Objectives: Glaucoma is characterized by progressive damage of the retinal ganglion cells (RGCs), resulting in irreversible vision loss. Cannabinoids (CBs) ameliorate several factors that contribute to the progression of glaucoma, including increased intraocular pressure (IOP), degeneration of RGC and optical nerve (ON) damage. However, a direct correlation of specific CBs with the molecular events pertaining to glaucoma pathology is not well established. Therefore, this study aims to evaluate the role of cannabinol (CBN) on RGC protection, modulation of IOP, and its effects on the level of extracellular matrix (ECM) proteins using both in vitro and in vivo models of glaucoma.
Methods and results: When exposed to elevated hydrostatic pressure, CBN, in a dose-dependent manner, protected differentiated mouse 661W retinal ganglion precursor-like cells from pressure-induced toxicity. In human trabecular meshwork cells (hTM), CBN attenuated changes in the ECM proteins, including fibronectin and α-smooth muscle actin (α-SMA), as well as mitogen-activated protein kinases (phospho-ERK1/2) in the presence or absence of transforming growth factor-beta 2 (TGF-β2) induced stress. Ocular pharmacokinetic parameters were evaluated post-intravitreal (IVT) CBN delivery in vivo. Furthermore, we demonstrated that IVT-administered CBN improved pattern electroretinogram (pERG) amplitudes and reduced IOP in a rat episcleral vein laser photocoagulation model of glaucoma.

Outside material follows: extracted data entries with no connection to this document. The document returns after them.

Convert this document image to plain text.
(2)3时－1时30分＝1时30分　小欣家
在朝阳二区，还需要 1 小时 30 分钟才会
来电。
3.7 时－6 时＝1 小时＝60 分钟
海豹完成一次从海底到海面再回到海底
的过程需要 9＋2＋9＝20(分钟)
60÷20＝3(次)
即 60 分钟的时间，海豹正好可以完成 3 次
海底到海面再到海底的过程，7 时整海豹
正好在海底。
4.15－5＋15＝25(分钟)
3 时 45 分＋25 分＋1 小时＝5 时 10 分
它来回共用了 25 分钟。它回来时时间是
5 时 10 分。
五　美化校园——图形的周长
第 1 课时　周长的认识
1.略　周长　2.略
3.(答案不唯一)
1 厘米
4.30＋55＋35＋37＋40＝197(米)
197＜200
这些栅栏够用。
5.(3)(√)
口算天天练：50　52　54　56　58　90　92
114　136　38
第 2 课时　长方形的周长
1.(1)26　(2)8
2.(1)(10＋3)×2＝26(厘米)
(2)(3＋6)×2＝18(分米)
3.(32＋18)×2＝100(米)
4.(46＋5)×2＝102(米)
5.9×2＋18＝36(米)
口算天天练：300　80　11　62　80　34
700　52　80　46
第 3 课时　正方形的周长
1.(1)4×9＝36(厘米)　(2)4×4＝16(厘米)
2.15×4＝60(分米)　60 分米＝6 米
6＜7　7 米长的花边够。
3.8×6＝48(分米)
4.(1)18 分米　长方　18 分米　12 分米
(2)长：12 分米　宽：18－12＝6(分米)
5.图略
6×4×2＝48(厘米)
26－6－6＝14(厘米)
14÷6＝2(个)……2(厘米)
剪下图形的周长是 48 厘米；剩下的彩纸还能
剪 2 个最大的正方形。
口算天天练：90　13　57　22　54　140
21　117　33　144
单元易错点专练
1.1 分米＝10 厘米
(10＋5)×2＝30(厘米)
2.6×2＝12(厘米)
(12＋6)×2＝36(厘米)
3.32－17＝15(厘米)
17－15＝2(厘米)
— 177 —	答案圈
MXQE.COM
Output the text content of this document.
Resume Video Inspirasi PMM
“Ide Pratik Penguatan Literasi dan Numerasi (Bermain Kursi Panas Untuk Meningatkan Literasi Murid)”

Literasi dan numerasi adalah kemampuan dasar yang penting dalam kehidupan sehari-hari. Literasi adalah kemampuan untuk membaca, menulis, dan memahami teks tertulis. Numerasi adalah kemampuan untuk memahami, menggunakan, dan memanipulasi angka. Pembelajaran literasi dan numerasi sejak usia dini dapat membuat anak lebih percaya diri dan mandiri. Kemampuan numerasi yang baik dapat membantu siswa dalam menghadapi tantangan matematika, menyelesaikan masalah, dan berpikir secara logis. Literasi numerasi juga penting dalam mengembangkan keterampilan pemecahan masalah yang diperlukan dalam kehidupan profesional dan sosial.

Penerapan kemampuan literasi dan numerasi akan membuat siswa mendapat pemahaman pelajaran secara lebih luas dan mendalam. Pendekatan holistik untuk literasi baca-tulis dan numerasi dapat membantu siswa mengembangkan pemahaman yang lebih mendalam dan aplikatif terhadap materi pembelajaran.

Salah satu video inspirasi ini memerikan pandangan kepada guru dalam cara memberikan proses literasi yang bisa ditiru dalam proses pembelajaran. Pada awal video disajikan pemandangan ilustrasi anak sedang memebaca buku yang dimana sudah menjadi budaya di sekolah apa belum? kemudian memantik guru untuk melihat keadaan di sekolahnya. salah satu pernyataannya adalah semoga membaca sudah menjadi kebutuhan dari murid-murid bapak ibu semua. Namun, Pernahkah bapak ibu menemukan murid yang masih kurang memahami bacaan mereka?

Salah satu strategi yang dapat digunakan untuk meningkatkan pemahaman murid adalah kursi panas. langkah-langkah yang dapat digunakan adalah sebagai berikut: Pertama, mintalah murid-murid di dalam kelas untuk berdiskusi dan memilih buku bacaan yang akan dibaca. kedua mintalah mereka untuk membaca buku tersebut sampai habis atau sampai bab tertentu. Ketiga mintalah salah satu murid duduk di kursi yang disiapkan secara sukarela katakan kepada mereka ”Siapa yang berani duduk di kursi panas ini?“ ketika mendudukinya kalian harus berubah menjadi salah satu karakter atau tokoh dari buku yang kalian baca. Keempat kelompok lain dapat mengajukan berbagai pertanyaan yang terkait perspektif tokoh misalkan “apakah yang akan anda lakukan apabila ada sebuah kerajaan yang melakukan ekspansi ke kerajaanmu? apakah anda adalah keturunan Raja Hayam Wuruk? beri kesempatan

Conclusion: CBN promotes neuroprotection, abrogates changes in ECM protein, and normalizes the IOP levels in the eye. Therefore, our observations in the present study indicate a therapeutic potential for CBN in the treatment of glaucoma.
Keywords: Cannabinol; Glaucoma; Intraocular pressure; Neuroprotection; Pattern electroretinogram; Retinal ganglion cells; Trabecular meshwork.